Le 29 juin dernier, les lanceurs d'alerte des LuxLeaks Antoine Deltour et Raphaël Halet ont respectivement été condamnés à 12 et neuf mois de prison avec sursis, pour «vol, violation du secret professionnel et du secret des affaires», en plus d'être reconnus coupables «de fraude informatique, de blanchiment et divulgation du secret des affaires». Un verdict que Bastian Obermayer n'a pas hésité à qualifier de honteux sur son compte Twitter.

Mercredi, CNN annonçait que la militaire transsexuelle Chelsea Manning, qui purge une peine de 35 ans de prison pour avoir laissé couler des documents du gouvernement américain à WikiLeaks, avait été hospitalisée à la suite d'une possible tentative de suicide. Jeudi, Gianluigi Nuzzi et Emiliano Fittipaldi, les deux journalistes et auteurs italiens de livres choc sur des malversations financières au sein du Vatican, ont été acquittés par la justice de l'État. En lien avec cette affaire des Vatileaks, le prélat espagnol Mgr Angel Vallejo Balda, qui dirigeait une commission sur les finances du Vatican, et Francesca Chaouqui, consultante et membre de cette commission, ont pour leur part écopé respectivement des peines de 18 et 10 mois de prison ferme pour divulgation de documents confidentiels.

Dans ces conditions, M. Obermayer se réjouit d'autant plus de l'anonymat de John Doe. Il a beau avoir échangé avec sa source sur divers sujets entre deux téléchargements au cours de la dernière année, et avoir quelque doute sur sa nationalité, l'Allemand ne saurait en dire plus.

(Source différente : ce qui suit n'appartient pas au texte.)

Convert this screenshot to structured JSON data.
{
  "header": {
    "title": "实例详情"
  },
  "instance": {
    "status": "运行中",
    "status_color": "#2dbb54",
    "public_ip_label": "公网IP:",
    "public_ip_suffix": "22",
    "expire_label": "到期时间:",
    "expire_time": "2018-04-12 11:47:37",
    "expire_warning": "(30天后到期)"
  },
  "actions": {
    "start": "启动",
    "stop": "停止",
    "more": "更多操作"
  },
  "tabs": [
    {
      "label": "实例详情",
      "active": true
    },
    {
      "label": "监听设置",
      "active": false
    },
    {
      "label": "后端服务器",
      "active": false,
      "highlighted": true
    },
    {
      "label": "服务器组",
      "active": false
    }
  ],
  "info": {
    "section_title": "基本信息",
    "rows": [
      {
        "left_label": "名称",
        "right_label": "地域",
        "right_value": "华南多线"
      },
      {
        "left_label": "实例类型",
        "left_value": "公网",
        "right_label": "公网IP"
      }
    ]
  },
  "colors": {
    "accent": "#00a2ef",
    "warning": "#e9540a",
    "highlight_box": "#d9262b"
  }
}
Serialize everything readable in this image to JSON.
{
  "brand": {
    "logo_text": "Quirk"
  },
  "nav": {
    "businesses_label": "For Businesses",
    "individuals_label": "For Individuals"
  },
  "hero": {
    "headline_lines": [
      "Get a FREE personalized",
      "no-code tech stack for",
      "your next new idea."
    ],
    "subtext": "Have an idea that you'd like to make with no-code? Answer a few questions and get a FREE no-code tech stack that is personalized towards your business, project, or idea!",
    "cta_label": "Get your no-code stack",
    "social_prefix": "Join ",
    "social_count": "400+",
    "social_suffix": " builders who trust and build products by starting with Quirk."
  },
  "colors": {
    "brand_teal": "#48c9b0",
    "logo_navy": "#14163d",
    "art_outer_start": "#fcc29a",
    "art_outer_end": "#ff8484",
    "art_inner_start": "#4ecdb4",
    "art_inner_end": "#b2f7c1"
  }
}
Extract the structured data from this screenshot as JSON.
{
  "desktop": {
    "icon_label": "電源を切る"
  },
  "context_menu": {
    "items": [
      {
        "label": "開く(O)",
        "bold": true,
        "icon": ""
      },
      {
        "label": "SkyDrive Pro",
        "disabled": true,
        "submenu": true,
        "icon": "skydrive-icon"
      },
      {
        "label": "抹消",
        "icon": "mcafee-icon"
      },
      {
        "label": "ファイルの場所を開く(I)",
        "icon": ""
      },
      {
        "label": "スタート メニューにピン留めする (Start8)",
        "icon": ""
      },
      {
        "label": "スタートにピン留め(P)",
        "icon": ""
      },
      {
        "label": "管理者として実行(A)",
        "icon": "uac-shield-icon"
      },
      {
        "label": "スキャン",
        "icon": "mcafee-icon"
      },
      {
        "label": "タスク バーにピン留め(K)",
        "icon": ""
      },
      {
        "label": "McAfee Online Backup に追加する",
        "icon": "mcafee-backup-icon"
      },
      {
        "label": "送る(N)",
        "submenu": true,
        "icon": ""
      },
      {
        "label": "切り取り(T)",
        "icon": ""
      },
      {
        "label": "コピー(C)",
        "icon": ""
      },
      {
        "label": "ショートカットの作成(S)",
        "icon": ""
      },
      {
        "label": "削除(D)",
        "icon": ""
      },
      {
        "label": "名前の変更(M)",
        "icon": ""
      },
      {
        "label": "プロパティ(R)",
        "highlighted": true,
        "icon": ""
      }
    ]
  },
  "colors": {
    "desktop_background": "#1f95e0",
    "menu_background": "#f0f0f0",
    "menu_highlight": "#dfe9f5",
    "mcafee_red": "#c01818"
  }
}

«Sa décision de ne jamais me révéler qui il ou elle est, aussi frustrante qu'elle ait pu me paraître au début, est devenue aujourd'hui sa meilleure garantie de sécurité. Et la mienne, par le fait même, car on aurait beau me menacer d'un fusil sur la tempe que je ne pourrais pas dévoiler son nom, ni permettre à qui que ce soit de remonter jusqu'à cette personne. Je demeure toutefois convaincu que John Doe, qui représente toujours une menace pour plusieurs, est en danger. Je ne peux que lui recommander de rester dans l'ombre.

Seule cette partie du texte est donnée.